Der Anschlag traf die christliche Gemeinde ins Mark und hinterliess ein Trauma, das bis heute nachwirkt. Gläubige, die sich zum Gebet versammelt hatten, wurden Opfer gezielter Gewalt in einem ihrer wichtigsten Schutzräume.
Trauer und Zusammenhalt im ganzen Land
Zwei Tage nach dem Angriff fand in der Mar-Elias-Kirche die Beerdigung der Opfer statt. Die Kirche war überfüllt, Angehörige hielten die Porträts der Verstorbenen in die Höhe, bevor sie diese auf die Särge legten.
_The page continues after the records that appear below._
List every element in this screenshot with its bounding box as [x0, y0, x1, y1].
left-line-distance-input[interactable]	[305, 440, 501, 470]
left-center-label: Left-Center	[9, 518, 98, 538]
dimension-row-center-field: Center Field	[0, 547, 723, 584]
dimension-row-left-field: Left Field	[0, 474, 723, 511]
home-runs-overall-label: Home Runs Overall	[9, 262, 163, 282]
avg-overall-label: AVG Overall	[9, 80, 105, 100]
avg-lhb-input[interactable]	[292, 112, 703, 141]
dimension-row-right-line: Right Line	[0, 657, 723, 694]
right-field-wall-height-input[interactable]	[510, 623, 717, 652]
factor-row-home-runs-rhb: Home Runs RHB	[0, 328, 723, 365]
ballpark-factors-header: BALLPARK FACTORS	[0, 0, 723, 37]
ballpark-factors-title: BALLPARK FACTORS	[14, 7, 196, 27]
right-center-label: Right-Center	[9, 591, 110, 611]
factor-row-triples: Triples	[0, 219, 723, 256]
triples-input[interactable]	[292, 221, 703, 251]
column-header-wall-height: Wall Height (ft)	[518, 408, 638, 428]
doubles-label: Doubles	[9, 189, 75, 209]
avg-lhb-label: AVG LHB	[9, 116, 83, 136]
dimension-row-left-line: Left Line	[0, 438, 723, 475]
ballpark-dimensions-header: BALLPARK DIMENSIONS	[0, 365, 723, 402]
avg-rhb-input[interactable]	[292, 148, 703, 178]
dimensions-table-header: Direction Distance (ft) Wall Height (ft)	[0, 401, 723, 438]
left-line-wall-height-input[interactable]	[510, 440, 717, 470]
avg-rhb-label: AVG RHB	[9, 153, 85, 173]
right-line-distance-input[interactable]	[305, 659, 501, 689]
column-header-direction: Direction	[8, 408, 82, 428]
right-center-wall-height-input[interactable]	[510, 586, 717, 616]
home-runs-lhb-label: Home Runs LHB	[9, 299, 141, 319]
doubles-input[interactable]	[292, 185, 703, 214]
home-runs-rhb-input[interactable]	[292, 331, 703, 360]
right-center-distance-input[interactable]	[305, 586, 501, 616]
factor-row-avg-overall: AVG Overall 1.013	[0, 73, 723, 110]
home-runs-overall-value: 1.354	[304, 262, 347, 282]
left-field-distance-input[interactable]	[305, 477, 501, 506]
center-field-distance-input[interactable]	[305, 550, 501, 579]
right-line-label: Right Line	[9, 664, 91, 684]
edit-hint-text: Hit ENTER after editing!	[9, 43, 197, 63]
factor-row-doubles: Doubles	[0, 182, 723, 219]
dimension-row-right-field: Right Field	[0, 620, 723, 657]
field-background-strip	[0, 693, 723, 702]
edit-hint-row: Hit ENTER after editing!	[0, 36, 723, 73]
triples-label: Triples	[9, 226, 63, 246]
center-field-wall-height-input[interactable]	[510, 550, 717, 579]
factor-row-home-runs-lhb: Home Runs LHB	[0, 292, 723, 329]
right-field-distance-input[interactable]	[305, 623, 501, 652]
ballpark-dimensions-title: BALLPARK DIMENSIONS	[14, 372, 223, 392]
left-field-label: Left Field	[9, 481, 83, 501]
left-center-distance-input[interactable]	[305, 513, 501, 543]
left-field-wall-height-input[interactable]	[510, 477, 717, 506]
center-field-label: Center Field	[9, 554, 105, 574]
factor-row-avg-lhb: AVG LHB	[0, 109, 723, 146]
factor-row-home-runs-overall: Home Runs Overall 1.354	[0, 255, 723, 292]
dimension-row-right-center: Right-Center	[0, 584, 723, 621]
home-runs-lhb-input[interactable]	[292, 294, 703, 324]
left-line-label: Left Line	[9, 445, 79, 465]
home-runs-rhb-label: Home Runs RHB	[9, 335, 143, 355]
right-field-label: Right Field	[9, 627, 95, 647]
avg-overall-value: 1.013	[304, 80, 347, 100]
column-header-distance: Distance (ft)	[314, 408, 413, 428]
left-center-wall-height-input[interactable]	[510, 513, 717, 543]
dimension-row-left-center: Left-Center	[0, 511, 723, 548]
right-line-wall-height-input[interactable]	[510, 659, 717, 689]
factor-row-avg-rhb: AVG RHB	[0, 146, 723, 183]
Die Szenen waren geprägt von tiefer Trauer, Verzweiflung, Fassungslosigkeit und emotionalen Abschieden.
Bereits am Vortag hatten sich Christen aller Konfessionen in ganz Syrien zu Gedenkfeiern versammelt. Die Kirchen waren so voll, dass viele Menschen im Freien standen. Die Tragödie wurde so zu einem Moment des überkonfessionellen Zusammenhalts.
Anschlagsgefahr bleibt akut
Ein Jahr später ist die Bedrohung keineswegs gebannt. Mitte Mai 2026 konnte in Aleppo ein weiterer Anschlag nur knapp verhindert werden. Während einer Beerdigung wurde im Innenhof einer Kirche ein verdächtiger Gegenstand entdeckt, der sich als Bombe herausstellte.
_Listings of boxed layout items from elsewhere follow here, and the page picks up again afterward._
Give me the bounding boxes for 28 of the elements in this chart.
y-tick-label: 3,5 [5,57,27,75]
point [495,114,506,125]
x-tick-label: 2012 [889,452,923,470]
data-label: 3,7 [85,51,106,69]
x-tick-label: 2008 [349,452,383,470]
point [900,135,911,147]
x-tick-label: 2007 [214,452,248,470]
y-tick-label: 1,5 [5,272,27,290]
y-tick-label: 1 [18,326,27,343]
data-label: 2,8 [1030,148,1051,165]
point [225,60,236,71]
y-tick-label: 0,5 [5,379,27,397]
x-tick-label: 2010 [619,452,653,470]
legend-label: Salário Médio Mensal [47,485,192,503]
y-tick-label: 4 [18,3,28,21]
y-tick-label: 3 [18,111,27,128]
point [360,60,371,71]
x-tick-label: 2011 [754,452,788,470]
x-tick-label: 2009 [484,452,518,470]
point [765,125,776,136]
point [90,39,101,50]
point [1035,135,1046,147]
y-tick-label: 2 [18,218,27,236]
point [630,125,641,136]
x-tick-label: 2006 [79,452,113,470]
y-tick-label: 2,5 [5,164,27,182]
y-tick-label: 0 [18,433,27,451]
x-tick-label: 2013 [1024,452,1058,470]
Unter den Anwesenden brach Panik aus, viele flüchteten in Angst. Nur durch das schnelle Eingreifen von Polizei und Experten konnte eine Katastrophe verhindert werden. Ein Augenzeuge sagte erleichtert: „Wir danken Gott, dass die Bombe fiel, bevor sie explodierte. Wenn sie explodiert wäre, während wir alle drinnen waren, wäre es ein Massaker gewesen. Wir hatten Glück, am Leben zu bleiben.“
Angst als Dauerzustand?
Die Folgen solcher Anschläge sind nicht nur physisch, sondern auch psychisch gravierend. Wie aus der am 15. Juni 2026 veröffentlichten Pressemitteilung des Hilfswerks Open Doors hervorgeht, ist Angst für viele Christen in Syrien zum Alltag geworden. Gottesdienste finden unter Sicherheitsvorkehrungen statt, Misstrauen begleitet jede Versammlung.
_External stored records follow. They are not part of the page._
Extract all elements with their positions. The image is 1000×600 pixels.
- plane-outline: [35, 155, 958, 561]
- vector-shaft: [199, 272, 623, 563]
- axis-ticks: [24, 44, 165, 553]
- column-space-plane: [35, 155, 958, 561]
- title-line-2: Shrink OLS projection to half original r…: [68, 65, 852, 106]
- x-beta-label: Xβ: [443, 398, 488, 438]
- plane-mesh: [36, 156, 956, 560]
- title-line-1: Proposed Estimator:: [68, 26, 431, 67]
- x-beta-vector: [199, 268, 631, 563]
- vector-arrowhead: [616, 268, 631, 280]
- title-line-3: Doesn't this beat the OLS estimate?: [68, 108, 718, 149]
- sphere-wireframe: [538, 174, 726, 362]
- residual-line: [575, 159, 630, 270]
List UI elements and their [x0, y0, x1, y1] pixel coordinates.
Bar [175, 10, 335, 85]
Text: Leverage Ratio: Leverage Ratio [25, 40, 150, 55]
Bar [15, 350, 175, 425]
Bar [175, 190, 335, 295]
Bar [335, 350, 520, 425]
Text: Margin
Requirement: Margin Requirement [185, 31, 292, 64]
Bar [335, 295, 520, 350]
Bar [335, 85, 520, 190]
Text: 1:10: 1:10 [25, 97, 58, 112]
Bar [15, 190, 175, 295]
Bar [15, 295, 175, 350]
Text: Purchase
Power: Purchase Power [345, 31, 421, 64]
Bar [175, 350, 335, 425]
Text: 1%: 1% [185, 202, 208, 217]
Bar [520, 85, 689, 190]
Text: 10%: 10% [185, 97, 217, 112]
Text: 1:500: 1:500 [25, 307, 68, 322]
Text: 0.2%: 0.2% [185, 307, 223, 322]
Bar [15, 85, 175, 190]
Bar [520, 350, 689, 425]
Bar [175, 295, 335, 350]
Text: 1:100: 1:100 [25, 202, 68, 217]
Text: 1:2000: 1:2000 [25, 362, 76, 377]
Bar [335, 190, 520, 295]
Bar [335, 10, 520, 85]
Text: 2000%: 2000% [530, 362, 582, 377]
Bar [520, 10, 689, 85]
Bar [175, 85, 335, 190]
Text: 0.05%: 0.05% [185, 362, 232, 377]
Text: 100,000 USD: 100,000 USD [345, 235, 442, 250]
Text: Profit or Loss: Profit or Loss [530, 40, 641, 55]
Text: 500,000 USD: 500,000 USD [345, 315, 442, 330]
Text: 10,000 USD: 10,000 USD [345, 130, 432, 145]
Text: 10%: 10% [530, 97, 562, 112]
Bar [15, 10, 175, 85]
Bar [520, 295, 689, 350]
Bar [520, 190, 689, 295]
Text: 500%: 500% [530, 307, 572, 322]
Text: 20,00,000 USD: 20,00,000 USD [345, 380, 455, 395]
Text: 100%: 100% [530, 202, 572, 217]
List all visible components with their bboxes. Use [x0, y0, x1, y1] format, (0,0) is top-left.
Parallel wächst der Bedarf an psychologischer Hilfe. Bereits vor dem Angriff in Damaskus hatten lokale Partner Hilfsprogramme zur Traumabewältigung aufgebaut, insbesondere für Frauen und Kinder. Nach dem Anschlag sind diese Angebote wichtiger denn je. Die christliche Bevölkerung lebt weiterhin in ständiger Unsicherheit.
Christliche Bevölkerung drastisch geschrumpft
Die Situation der Christen in Syrien hat sich in den vergangenen Jahren dramatisch verändert. Seit 2011 ist ihre Zahl von 1,8 Millionen auf etwa 300’000 gesunken. Viele, insbesondere junge Menschen, haben das Land aus Mangel an Perspektiven verlassen. Pater Bashar Laham, einer der Initianten von Traumaseminaren in Damaskus, sieht die Zukunft dennoch nicht nur pessimistisch. Er betont, dass die Kirche überleben könne – vorausgesetzt, Sicherheit und wirtschaftliche Perspektiven kehren zurück. Derzeit seien diese Voraussetzungen jedoch nicht gegeben.
Konvertiten besonders gefährdet
Besonders gefährdet sind Christen, die vom Islam zum Christentum konvertiert sind. Sie gelten als Hochrisikogruppe und sind oft stärkerer Verfolgung ausgesetzt als Christen, die in christlichen Familien aufgewachsen sind.
Konvertiten drohen harte Konsequenzen: körperliche Gewalt, gesellschaftliche Ausgrenzung oder sogar Todesdrohungen. In vielen Fällen verlieren sie ihr Zuhause oder werden von ihren Familien verstossen.
Ein Kreislauf aus Angst und Unsicherheit
Der Anschlag von Damaskus und der vereitelte Angriff in Aleppo zeigen, dass Christen in Syrien weiterhin in einem Umfeld leben, das von Unsicherheit und Gewalt geprägt ist. Auch ein Jahr nach der Tragödie ist die Gefahr neuer Angriffe real.
Die Lage bleibt angespannt und für viele Gläubige ist der Alltag weiterhin von der Frage geprägt, ob ihr nächster Kirchenbesuch noch sicher sein wird.